Non fece in tempo a tirarla giù. Scivolò malamente sul gradino bagnato e perse l’equilibrio, rovinando per la rampa fino al pianerottolo intermedio. Parò le braccia e protesse almeno la testa. Si rialzò con un forte dolore intercostale e un ginocchio sanguinante sotto lo strappo dei pantaloni. Notò solo ora una striscia nera d’umido e un rivolo traslucido sull’angolo del muro sotto il pianerottolo del primo piano: una perdita d’acqua. Finalmente le lampade di emergenza si dimostravano utili. E dal piano terra in giù, la luce naturale era ridotta a un flebile chiarore.
Si mosse per risalire e cercare aiuto. Si bloccò.
Perché mollare proprio ora che era praticamente arrivato?
Sopportò il dolore e continuò fino al piano interrato.
Osservò con odio le chiavi, ma si impose: in fondo i danni si limitavano a una mano ferita, un ginocchio sbucciato e una fitta al torace.
Attraversò la porta tagliafuoco e fu in un corridoio oscuro, nonostante le lampade accese. Ancora nessuno. Ma non toccava certo a lui intervenire, senza alcun incarico, alcun dovere, alcuna responsabilità e alcuna competenza specifica. Doveva aspettare quelli della manutenzione. Sarebbero tornati anche l’ingegner Magni e Bini.
Ma lui era lì. E gli altri no.
Con questi vani pensieri per la testa, avanzò guardando le targhe dei vari portoni metallici che si alternavano sul corridoio.
Alla fine intravide la scritta: “Cabina elettrica”.
Restò immobile per qualche minuto.
Il ginocchio bruciava, la fitta pungeva e la mano sanguinava.
Non si udiva nulla.

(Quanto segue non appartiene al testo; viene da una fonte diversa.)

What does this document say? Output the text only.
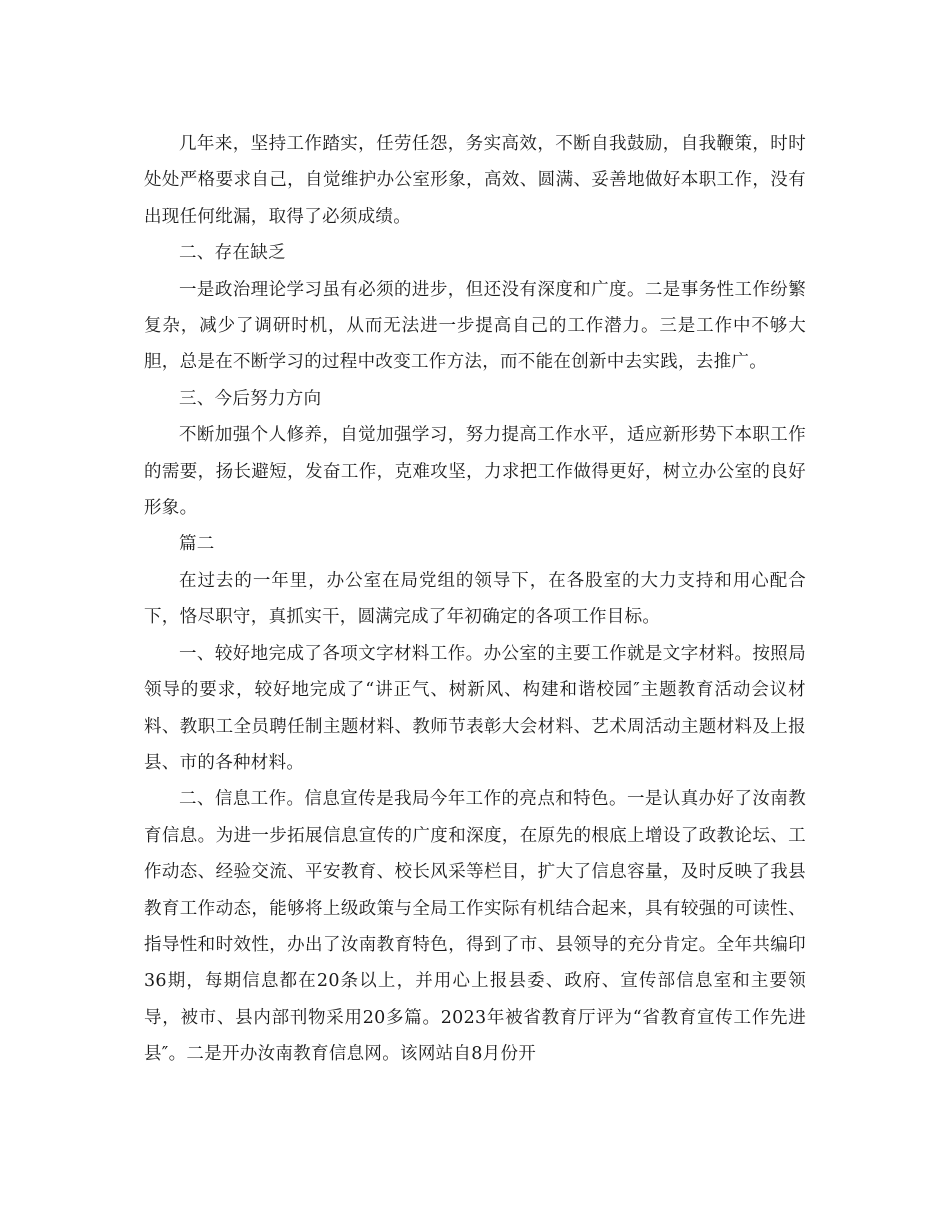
几年来，坚持工作踏实，任劳任怨，务实高效，不断自我鼓励，自我鞭策，时时处处严格要求自己，自觉维护办公室形象，高效、圆满、妥善地做好本职工作，没有出现任何纰漏，取得了必须成绩。

二、存在缺乏

一是政治理论学习虽有必须的进步，但还没有深度和广度。二是事务性工作纷繁复杂，减少了调研时机，从而无法进一步提高自己的工作潜力。三是工作中不够大胆，总是在不断学习的过程中改变工作方法，而不能在创新中去实践，去推广。

三、今后努力方向

不断加强个人修养，自觉加强学习，努力提高工作水平，适应新形势下本职工作的需要，扬长避短，发奋工作，克难攻坚，力求把工作做得更好，树立办公室的良好形象。

篇二

在过去的一年里，办公室在局党组的领导下，在各股室的大力支持和用心配合下，恪尽职守，真抓实干，圆满完成了年初确定的各项工作目标。

一、较好地完成了各项文字材料工作。办公室的主要工作就是文字材料。按照局领导的要求，较好地完成了“讲正气、树新风、构建和谐校园″主题教育活动会议材料、教职工全员聘任制主题材料、教师节表彰大会材料、艺术周活动主题材料及上报县、市的各种材料。

二、信息工作。信息宣传是我局今年工作的亮点和特色。一是认真办好了汝南教育信息。为进一步拓展信息宣传的广度和深度，在原先的根底上增设了政教论坛、工作动态、经验交流、平安教育、校长风采等栏目，扩大了信息容量，及时反映了我县教育工作动态，能够将上级政策与全局工作实际有机结合起来，具有较强的可读性、指导性和时效性，办出了汝南教育特色，得到了市、县领导的充分肯定。全年共编印36期，每期信息都在20条以上，并用心上报县委、政府、宣传部信息室和主要领导，被市、县内部刊物采用20多篇。2023年被省教育厅评为“省教育宣传工作先进县″。二是开办汝南教育信息网。该网站自8月份开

Né passi, né voci: nessuno arrivava. Fissò la porta di ferro. Una porta tagliafuoco come le altre, in grado di resistere per del tempo alle fiamme, al fumo e al calore.
Tempo? Per quanto tempo avrebbero resistito le luci di emergenza? Era già trascorsa più di mezz’ora dal black-out. Di lì a poco lì si sarebbe fatto buio.

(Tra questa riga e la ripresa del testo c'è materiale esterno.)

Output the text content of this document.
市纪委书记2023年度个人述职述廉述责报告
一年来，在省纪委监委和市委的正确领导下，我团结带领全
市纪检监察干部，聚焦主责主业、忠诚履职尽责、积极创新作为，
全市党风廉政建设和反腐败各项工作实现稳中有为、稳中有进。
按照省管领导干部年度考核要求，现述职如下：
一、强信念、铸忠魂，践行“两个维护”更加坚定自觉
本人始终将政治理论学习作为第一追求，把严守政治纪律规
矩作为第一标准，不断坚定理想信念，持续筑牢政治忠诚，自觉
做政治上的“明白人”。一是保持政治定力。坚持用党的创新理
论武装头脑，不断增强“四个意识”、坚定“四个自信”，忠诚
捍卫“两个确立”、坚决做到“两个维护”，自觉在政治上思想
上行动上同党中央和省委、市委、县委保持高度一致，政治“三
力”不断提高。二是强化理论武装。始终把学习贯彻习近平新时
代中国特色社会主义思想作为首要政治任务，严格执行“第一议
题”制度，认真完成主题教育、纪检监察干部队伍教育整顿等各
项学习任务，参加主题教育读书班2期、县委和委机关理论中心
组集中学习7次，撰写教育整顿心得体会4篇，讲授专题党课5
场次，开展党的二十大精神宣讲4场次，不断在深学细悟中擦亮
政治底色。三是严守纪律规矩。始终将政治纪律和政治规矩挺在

Che fare? Aspettare? Tornare indietro? Per raccontare cosa?
Era stato elettricista una volta. E se non ci fosse nessun guasto?
Forse solo un interruttore da riarmare…
Accostò l’orecchio al metallo della porta, gli sembrò di udire dei lievi crepitii. Ma la porta era fredda. Nessun incendio. Avesse risolto da solo la faccenda sarebbe passato alla storia. Forse avrebbe ricevuto incarichi di prestigio e responsabilità.
Ma valeva la pena di correre rischi per questo? Intanto era passato un altro quarto d’ora e ancora non si vedeva nessuno dei responsabili. Non ne valeva assolutamente la pena, no, decise risoluto. Eppure una strana eccitazione lo prendeva.
Accostò ancora l’orecchio sulla porta. Di nuovo gli sembrò di udire come dei debolissimi mormorii…
Autosuggestione, pensò.
Infilò la chiave nella toppa, esitò, la sfilò di nuovo.
La rinfilò e girò la prima mandata.
Gli parve di udire come dei sommessi cigolii stavolta. E non era la chiave.
Ancora un ripensamento, poi girò la seconda mandata e la terza. Impugnò la maniglia e aprì con decisione.
La porta si spalancò verso l’esterno come sotto pressione, spingendolo violentemente per terra.
Urlò di ribrezzo e terrore, sommerso da una valanga di fetide bestie, zampettanti, squittenti e mordaci che gli piombarono addosso e si accanirono sulla sua carne, partendo dalle ferite scoperte.
“Topi! Luridi topi: altro che guasto! Maledetti! Stupido manuale! Maledetto oroscopo! Che sole che c’era oggi!” Fu l’ultima cosa che riuscì a pensare. Poi il pensiero fu soffocato dall’orrore e dalla sofferenza.
Le luci di emergenza si affievolirono come a smorzare le urla strazianti che riecheggiavano nel corridoio.
Ancora non arrivava nessuno.
Carino. Ne uscirebbe un buon corto.
un’introduzione e una descrizione molto ben fatta, che rende perfettamente il percorso di ogni nuovo assunto.
alla fine mi aspettavo che dentro quel locale ci trovasse una coppia appartata. hehe
Forse troppo lungo ma comunque piacevole.
Grazie mille per la lettura e per i commenti!